It might sound a little surprising, but in investment real estate, residential lots are hot, especially in markets that saw the highest peaks and the worst busts during the past three years.

On Florida's west coast, Gary Tasman of Cushman & Wakefield affiliate Commercial Property Southwest of Florida, says bulk purchases of developed building lots are “really brisk right now” with prices in some local areas nearly doubling from their low point.

The reason: Home builders are now looking ahead to 2010 and 2011. They see the rebound already taking shape. And they need well-located lots ready to go for the future construction they're planning.

The best deals are bank-owned lots taken back in foreclosures from earlier, unsuccessful developers. They often come with bare-bones pricing, but Tasman warns that rising demand - from builders and investors - is putting pressure on those prices.

For example, in Cape Coral, some lots that once were selling at $5,000 to $6,000 now command $9.000 to $10,000 or more, Tasman told Realty Times in an interview last week.

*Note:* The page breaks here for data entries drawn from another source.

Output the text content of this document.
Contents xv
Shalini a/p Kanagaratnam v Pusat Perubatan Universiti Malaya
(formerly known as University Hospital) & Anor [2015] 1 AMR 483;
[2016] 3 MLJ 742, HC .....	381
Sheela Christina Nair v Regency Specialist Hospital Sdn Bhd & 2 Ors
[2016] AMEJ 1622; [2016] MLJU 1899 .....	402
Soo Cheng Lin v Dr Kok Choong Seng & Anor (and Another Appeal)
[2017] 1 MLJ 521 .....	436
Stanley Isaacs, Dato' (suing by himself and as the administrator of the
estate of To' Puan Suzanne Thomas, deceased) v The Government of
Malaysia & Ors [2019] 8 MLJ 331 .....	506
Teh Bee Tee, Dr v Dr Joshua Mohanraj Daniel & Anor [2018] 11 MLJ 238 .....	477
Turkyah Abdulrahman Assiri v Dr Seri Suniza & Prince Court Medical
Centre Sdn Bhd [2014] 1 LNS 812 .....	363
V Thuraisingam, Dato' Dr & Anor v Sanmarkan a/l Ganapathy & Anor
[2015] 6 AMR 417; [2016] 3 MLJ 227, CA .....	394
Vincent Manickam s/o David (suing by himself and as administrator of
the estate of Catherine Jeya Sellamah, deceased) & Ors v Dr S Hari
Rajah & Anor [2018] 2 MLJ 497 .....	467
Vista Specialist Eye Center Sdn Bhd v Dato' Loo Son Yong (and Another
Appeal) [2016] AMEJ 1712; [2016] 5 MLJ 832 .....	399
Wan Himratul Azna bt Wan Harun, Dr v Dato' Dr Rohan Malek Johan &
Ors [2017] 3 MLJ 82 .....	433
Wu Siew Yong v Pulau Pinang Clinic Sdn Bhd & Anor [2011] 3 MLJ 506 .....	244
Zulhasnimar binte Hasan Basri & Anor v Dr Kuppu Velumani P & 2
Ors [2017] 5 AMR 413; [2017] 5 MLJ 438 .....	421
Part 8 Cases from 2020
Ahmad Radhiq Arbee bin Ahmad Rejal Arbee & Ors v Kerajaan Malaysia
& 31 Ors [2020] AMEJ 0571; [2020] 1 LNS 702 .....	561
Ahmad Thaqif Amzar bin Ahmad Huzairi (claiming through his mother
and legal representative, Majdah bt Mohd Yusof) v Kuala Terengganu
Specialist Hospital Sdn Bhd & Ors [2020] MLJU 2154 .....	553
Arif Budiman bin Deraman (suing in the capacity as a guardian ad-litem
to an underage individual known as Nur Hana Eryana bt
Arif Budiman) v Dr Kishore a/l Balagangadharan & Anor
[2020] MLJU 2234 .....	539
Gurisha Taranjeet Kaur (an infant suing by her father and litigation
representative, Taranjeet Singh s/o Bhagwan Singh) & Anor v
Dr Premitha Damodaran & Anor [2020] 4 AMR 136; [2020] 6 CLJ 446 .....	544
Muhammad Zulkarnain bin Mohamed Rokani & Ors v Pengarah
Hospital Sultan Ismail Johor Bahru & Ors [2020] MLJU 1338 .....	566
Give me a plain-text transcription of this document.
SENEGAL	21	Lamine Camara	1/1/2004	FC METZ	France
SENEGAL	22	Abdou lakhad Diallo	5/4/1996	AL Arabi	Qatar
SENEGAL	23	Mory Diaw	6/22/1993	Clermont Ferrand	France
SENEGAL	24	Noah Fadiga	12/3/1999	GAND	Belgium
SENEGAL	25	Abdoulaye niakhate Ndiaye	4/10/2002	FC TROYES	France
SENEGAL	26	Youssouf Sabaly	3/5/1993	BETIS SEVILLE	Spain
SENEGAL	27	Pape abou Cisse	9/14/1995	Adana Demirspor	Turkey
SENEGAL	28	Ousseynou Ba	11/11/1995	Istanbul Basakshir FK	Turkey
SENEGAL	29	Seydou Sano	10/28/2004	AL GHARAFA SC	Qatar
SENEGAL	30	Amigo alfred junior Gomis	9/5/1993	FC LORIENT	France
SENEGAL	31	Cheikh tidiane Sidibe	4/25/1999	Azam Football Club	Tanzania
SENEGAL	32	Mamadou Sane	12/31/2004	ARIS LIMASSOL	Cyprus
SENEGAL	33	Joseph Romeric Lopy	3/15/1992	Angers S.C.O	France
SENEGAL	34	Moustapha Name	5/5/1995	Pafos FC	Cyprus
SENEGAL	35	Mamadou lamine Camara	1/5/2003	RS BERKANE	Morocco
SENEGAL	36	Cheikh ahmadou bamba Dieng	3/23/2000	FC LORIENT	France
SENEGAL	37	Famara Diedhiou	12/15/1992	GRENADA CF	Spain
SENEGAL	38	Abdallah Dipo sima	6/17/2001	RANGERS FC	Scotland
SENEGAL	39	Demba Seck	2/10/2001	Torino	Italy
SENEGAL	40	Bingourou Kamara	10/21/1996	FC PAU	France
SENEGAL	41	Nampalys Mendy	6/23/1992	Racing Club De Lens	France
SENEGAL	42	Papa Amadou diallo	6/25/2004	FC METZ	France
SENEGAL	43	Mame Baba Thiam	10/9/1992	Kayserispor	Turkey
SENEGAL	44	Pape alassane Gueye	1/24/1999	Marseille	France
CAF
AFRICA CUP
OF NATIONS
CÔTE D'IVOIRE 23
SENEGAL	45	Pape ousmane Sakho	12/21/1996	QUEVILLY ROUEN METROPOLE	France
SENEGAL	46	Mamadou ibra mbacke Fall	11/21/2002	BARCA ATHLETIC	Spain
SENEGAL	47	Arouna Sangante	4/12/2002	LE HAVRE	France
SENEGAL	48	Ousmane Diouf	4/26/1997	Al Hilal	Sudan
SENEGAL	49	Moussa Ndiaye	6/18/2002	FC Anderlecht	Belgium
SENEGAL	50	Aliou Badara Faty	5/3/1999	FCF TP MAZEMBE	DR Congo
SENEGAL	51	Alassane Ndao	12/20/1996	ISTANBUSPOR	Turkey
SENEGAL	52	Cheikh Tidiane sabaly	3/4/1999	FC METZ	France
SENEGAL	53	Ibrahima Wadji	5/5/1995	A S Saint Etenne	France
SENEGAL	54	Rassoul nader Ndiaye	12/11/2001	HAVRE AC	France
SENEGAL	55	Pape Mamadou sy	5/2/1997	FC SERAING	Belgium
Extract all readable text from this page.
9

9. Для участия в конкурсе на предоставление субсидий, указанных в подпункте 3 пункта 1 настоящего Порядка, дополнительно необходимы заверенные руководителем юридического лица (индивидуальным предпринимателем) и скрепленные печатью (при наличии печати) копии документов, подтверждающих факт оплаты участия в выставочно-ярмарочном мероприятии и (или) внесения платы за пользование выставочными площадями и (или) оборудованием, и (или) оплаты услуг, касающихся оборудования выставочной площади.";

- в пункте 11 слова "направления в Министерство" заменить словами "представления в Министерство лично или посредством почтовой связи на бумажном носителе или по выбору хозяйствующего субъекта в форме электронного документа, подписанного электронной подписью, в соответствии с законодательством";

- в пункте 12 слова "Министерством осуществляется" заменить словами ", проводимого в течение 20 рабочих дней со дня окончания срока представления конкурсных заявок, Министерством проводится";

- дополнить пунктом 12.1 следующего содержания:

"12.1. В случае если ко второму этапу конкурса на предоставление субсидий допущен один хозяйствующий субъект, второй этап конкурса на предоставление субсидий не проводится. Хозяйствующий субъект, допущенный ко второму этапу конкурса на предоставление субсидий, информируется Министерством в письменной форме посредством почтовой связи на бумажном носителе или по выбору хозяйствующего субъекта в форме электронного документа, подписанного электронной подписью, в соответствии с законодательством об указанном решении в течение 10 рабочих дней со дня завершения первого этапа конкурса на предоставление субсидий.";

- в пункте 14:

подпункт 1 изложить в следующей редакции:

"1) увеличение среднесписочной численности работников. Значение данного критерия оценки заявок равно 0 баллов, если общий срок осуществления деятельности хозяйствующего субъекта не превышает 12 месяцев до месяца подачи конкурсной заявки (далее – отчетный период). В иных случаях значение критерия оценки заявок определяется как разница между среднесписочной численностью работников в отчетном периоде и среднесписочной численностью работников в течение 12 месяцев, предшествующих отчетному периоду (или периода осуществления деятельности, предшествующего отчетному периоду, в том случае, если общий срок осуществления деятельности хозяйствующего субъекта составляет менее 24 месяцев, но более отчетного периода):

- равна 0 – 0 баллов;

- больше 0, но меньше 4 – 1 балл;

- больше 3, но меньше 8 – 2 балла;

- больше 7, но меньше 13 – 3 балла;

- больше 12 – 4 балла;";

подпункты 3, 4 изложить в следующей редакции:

In other boom-to-bust-to-rebound markets - Arizona and California for instance - similar land rushes are getting underway again.

Gregory Vogel, CEO of the Land Advisor Organization, based in Scottsdale, Arizona, says demand for bulk-sale, deep-discount residential lots is now, in his words, “nothing less than stunning.”

Publicly-traded builders are scooping up developed lots by the hundreds in REO transactions, he told Realty Times, and are then “land banking” them for their own building - or for resale to other builders or investors - in the coming several years.

In one recent sale, Communities Southwest bought 891 foreclosed single family lots from Bank of America for $8.3 million. A major land banker in its own right for the past two years, Communities Southwest now is marketing about 2,000 lots - primarily targeted at builders gearing up for better days ahead.

But there's an important factor to keep in mind if you're looking to invest in residential lots in the coming months: There is virtually no financing available for developed lots. So-called “A-D & C” loans - that's acquisition, development and construction - are few and far between from banks or other conventional lenders.

So buying lots at deep discounts - attractive as it may be -- is an all-cash investment activity. You go in with your own bucks. Or you partner with equity investors who know good timing when they see it.